The growth in Medicare spending per beneficiary would be below GDP growth for most of the decade, with substantial net savings compared with current projections. In contrast with Medicare, however, although private spending per enrollee would slow, it would continue to exceed GDP growth as it has in recent years. If focused policies at the local, state, regional, or national level slowed private per-person spending growth to bring it more in line with economic growth, the estimates indicate that national health expenditures (NHE) as a share of GDP by 2023 would be near the 2013 level.
Spending growth targets and data for assessing change will be instrumental to inform future action. At the state or local market level, it will be particularly important to have reliable information on baseline total spending and trends so that policies can be developed as needed, since patterns would likely vary in different parts of the country. Policies could be adjusted over time to achieve targets by the end of the decade.
To get these results, it will be necessary to act quickly and for major payers to pull together with a sense of urgency. The net impact of these policies accelerates over time as the health care delivery system and markets respond to new incentives and as the policies spread across the public and private sectors.
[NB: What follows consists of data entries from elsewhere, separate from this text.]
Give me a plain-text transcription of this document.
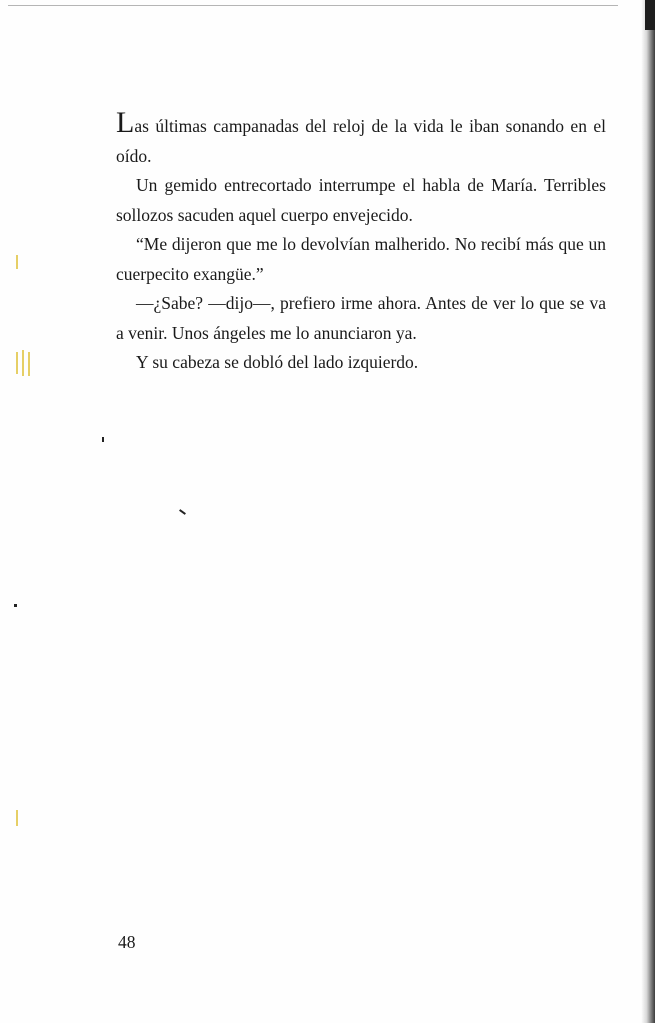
Las últimas campanadas del reloj de la vida le iban sonando en el oído.

Un gemido entrecortado interrumpe el habla de María. Terribles sollozos sacuden aquel cuerpo envejecido.

“Me dijeron que me lo devolvían malherido. No recibí más que un cuerpecito exangüe.”

—¿Sabe? —dijo—, prefiero irme ahora. Antes de ver lo que se va a venir. Unos ángeles me lo anunciaron ya.

Y su cabeza se dobló del lado izquierdo.

48
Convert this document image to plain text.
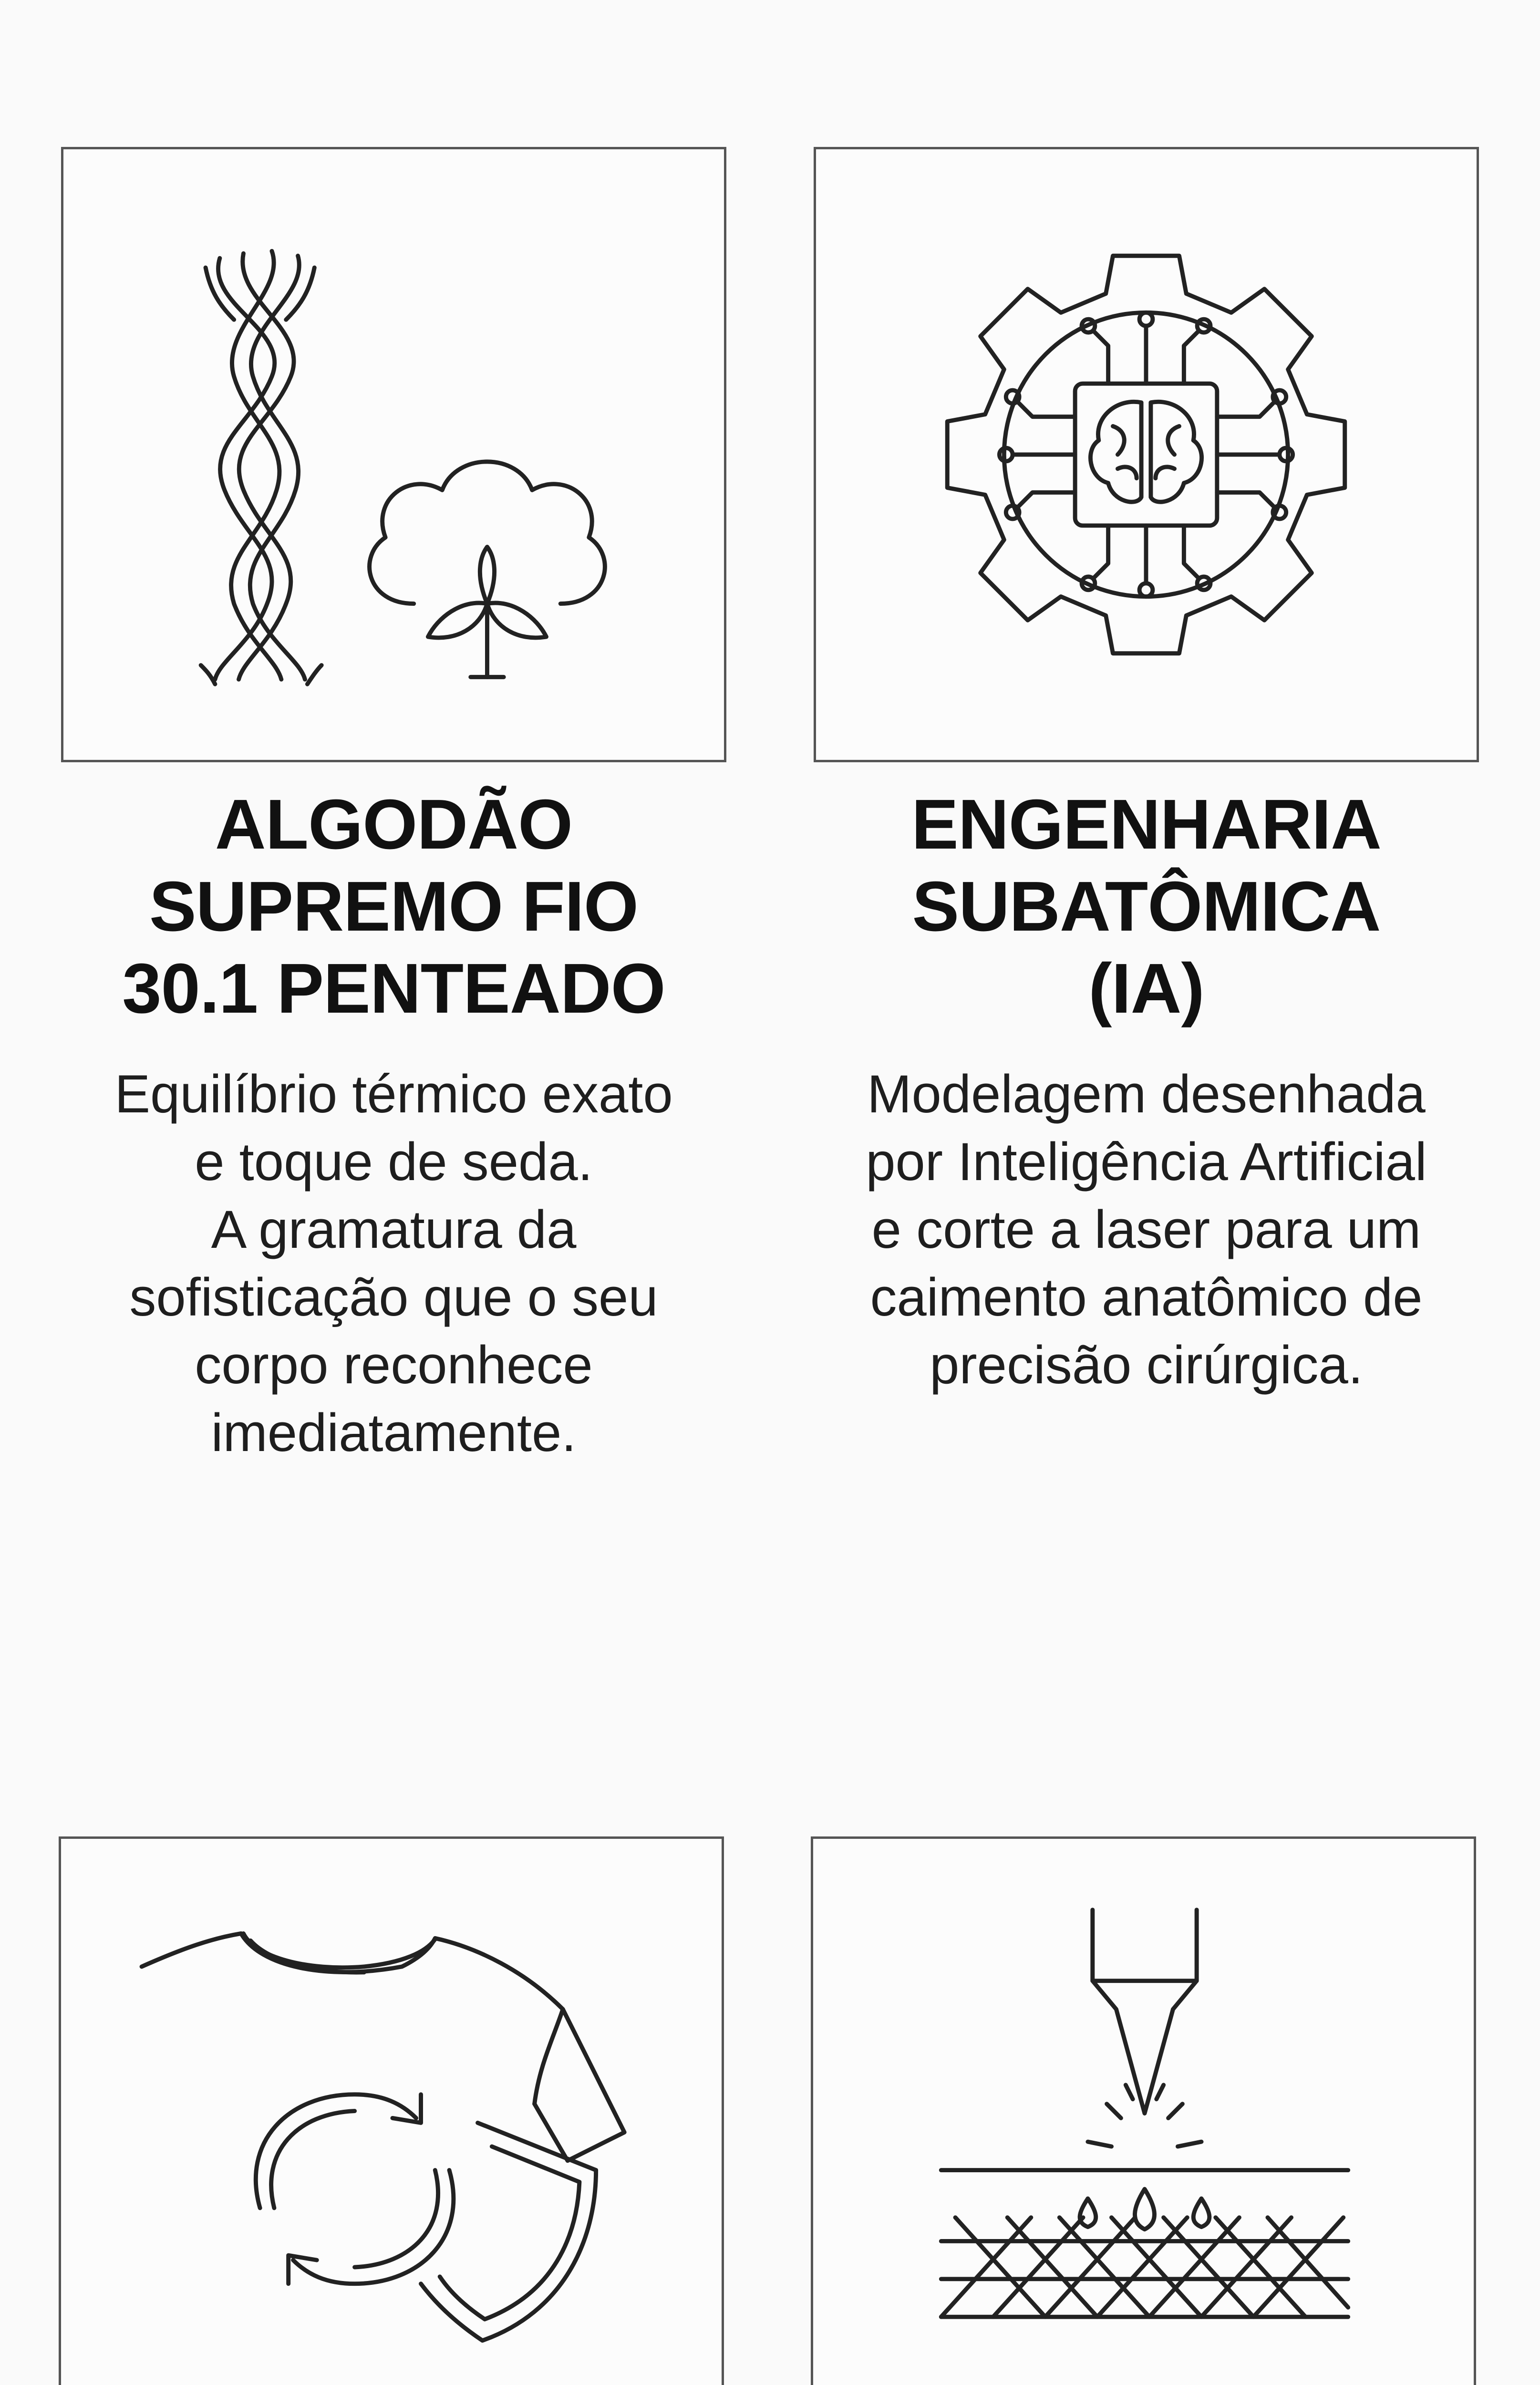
ALGODÃO
SUPREMO FIO
30.1 PENTEADO
Equilíbrio térmico exato
e toque de seda.
A gramatura da
sofisticação que o seu
corpo reconhece
imediatamente.
ENGENHARIA
SUBATÔMICA
(IA)
Modelagem desenhada
por Inteligência Artificial
e corte a laser para um
caimento anatômico de
precisão cirúrgica.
The Commonwealth Fund Commission on a High Performance Health System offers this synergistic set of policies as a way forward for federal and state policymakers and private-sector health care leaders confronting escalating health care costs. We also offer criteria to guide national discussions related to the federal deficit and federal health programs. Building on the three pillars of payment reform, high-value choices, and other market reforms, the United States has the potential to accelerate health care innovation while ensuring access for all.
1 D. Berwick, T. Nolan, and J. Whittington, "The Triple Aim: Care, Health, and Cost," Health Affairs, May/June 2008 27(3):759–69.
2 For details regarding data used and modeling assumptions see J. Mays, D. Waldo, R. Socarras et al., Technical Report: Modeling the Impact of Health Care Payment, Financing, and System Reforms (prepared for The Commonwealth Fund by Actuarial Research Corporation, Jan. 2013).